7) Improve the language quality of the paper and include a table summarizing the acronyms.  

 

A list of abbreviations has been added to the article at the end. The article has been edited additional times for its language quality. 

 

8) As this study involves the collection of data from human subjects, the authors should provide information about the Institutional Review Board (IRB) approval or exemption obtained for their research, in order to demonstrate compliance with ethical guidelines and protect the rights and welfare of the participants.  

 

We had verbally confirmed with our REB that this study did not require ethics approval but have now also confirmed with a written letter that an ethics approval was not required and this study is exempted. We have attached their exemption letter in our submission. 

Reviewer 2 Report

Comments and Suggestions for Authors

This manuscript showed fascinating results. However, the completeness of the research results can be further improved by revising the following items.

Q1) The authors increased the number of UWB tags from 5 to 9 to evaluate the accuracy of UWB location estimation. When increasing the number of UWB tags, were the tags installed in the order defined by the tag numbers in Figure 2?

Q2) The locations of Tag 5 and Tag 8 in Figure 2 are unclear. The specific locations of each tag, whether in the living room or the bedroom, need to be indicated.

Q3) Figure 3 compares the accuracy according to the location of the UWB anchors. However, the manuscript does not explain how the actual positions were recorded during the experiments and how the exact position information was synchronized with the UWB measurement data. The authors should describe this in detail.

Q4) What are the criteria for the Heading, Pitch, and Roll measurements defined in Table 2?

Q5) According to Figure 3, when the UWB is located on the chest, it is evaluated to have a maximum location error of 50%. What is the physical distance of the 50% location error? It is difficult to determine clearly because the reference locations are not marked in Figure 2. Please explain the reference coordinates, the maximum measured distance, and the distance values of the location error.

Author Response

Q1) The authors increased the number of UWB tags from 5 to 9 to evaluate the accuracy of UWB location estimation. When increasing the number of UWB tags, were the tags installed in the order defined by the tag numbers in Figure 2?  

 

 Yes, clarification has been added in the manuscript. 

 

Line 176: Anchors were added in increasing order according to Figure 2 

 

Q2) The locations of Tag 5 and Tag 8 in Figure 2 are unclear. The specific locations of each tag, whether in the living room or the bedroom, need to be indicated.  

 

Clarification has been added in the Figure label: 

 

Line 159: Anchors 5 and 8 were located in the living room side of the wall. 

 

Q3) Figure 3 compares the accuracy according to the location of the UWB anchors. However, the manuscript does not explain how the actual positions were recorded during the experiments and how the exact position information was synchronized with the UWB measurement data. The authors should describe this in detail.  

 

Clarification has been added in the methodology. Actual locations were measured using a tape measure and marked using masking tape. The coordinates of the bounding box for each location was inputted in a database so that the UWB position could be compared with the real physical location. 

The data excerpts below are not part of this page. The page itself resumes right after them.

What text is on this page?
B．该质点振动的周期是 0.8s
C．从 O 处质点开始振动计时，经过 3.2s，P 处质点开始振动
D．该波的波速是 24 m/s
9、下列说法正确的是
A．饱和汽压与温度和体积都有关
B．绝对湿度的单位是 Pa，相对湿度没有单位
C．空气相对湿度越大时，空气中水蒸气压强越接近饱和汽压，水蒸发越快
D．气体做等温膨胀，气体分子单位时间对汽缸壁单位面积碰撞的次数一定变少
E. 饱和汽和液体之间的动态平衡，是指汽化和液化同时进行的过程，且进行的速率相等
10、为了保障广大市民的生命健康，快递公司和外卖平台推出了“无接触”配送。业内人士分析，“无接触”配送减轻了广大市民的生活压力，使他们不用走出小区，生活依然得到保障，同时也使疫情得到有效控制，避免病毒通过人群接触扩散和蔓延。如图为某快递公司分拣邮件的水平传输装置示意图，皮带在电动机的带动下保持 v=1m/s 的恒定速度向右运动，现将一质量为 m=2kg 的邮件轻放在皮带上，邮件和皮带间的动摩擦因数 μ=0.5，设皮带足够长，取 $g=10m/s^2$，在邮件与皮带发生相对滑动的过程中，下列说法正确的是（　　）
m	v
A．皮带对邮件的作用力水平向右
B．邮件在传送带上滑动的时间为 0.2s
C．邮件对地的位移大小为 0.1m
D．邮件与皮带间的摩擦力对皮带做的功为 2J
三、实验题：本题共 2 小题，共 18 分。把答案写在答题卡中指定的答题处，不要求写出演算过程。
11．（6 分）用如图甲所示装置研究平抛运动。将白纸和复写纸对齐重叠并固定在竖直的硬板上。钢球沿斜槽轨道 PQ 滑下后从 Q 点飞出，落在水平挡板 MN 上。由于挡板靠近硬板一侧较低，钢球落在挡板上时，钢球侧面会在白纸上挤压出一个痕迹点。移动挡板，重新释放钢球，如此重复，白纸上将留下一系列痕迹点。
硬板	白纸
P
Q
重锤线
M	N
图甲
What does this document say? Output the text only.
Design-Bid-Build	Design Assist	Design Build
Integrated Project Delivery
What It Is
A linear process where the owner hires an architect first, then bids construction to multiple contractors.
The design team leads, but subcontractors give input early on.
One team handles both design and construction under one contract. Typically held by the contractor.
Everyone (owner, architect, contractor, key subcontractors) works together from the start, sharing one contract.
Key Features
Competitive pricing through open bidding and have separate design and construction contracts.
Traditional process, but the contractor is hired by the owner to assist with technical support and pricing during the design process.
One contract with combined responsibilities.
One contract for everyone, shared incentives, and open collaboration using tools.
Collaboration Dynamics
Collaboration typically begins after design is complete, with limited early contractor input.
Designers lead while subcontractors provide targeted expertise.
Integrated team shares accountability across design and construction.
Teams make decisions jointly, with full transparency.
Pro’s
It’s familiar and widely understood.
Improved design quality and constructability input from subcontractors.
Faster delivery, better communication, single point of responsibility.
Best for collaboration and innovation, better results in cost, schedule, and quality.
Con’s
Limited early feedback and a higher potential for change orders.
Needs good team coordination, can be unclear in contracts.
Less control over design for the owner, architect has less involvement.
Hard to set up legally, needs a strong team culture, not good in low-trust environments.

Line 156-159: Furniture-sized locations in the ILS were measured with a tape-measure and each area was marked using masking tape placed on the floor (Figure 2). The respective coordinates of each corner for each location was then used to create virtual bounding boxes for labeling locations that would be used to calculate accuracy of localization. 

Line 181-185: The raw position of the tag was then compared to the preset coordinates of the piece of furniture to calculate accuracy. The data from the ten-second time series was then automatically labeled according to whether or not the coordinate was inside or outside the bounding box. Accuracy was calculated as the proportion of coordinate values in the time series that were within the bounding box as measured by UWB. 

Q4) What are the criteria for the Heading, Pitch, and Roll measurements defined in Table 2?  

Definitions for heading, pitch and roll measurements are have been added. These values were automatically calculated from internal software from Pozyx. Clarification has been added to Figure 1 as well to show X, Y and Z directions on the tag. 

 

Line 141-143: Euler angles calculated from gyroscope and accelerometry data (Heading as rotation around Z-axis, pitch as rotation around Y-axis and roll as rotation around X-axis in Figure 1) 

 

Q5) According to Figure 3, when the UWB is located on the chest, it is evaluated to have a maximum location error of 50%. What is the physical distance of the 50% location error? It is difficult to determine clearly because the reference locations are not marked in Figure 2. Please explain the reference coordinates, the maximum measured distance, and the distance values of the location error.  

Thank you for this question. The accuracy was calculated according to if the UWB position was within or outside the bounding box (as in Q3). We did not calculate the physical location errors and felt it would be confusing to the reader if we present location accuracy values in detail. However, from a previous study, we found the mean absolute difference from a point in the ILS and the same position measured from UWB was 27cm. We did not do the same analysis for this study, as we were more interested in classifying if a person was at a piece of furniture or not. We do have the data for the study to do a maximum measured distance analysis, but would require more time for our reviewer response period. 

Round 2

Reviewer 1 Report

Comments and Suggestions for Authors

The authors addressed all the previous comments satisfactorily.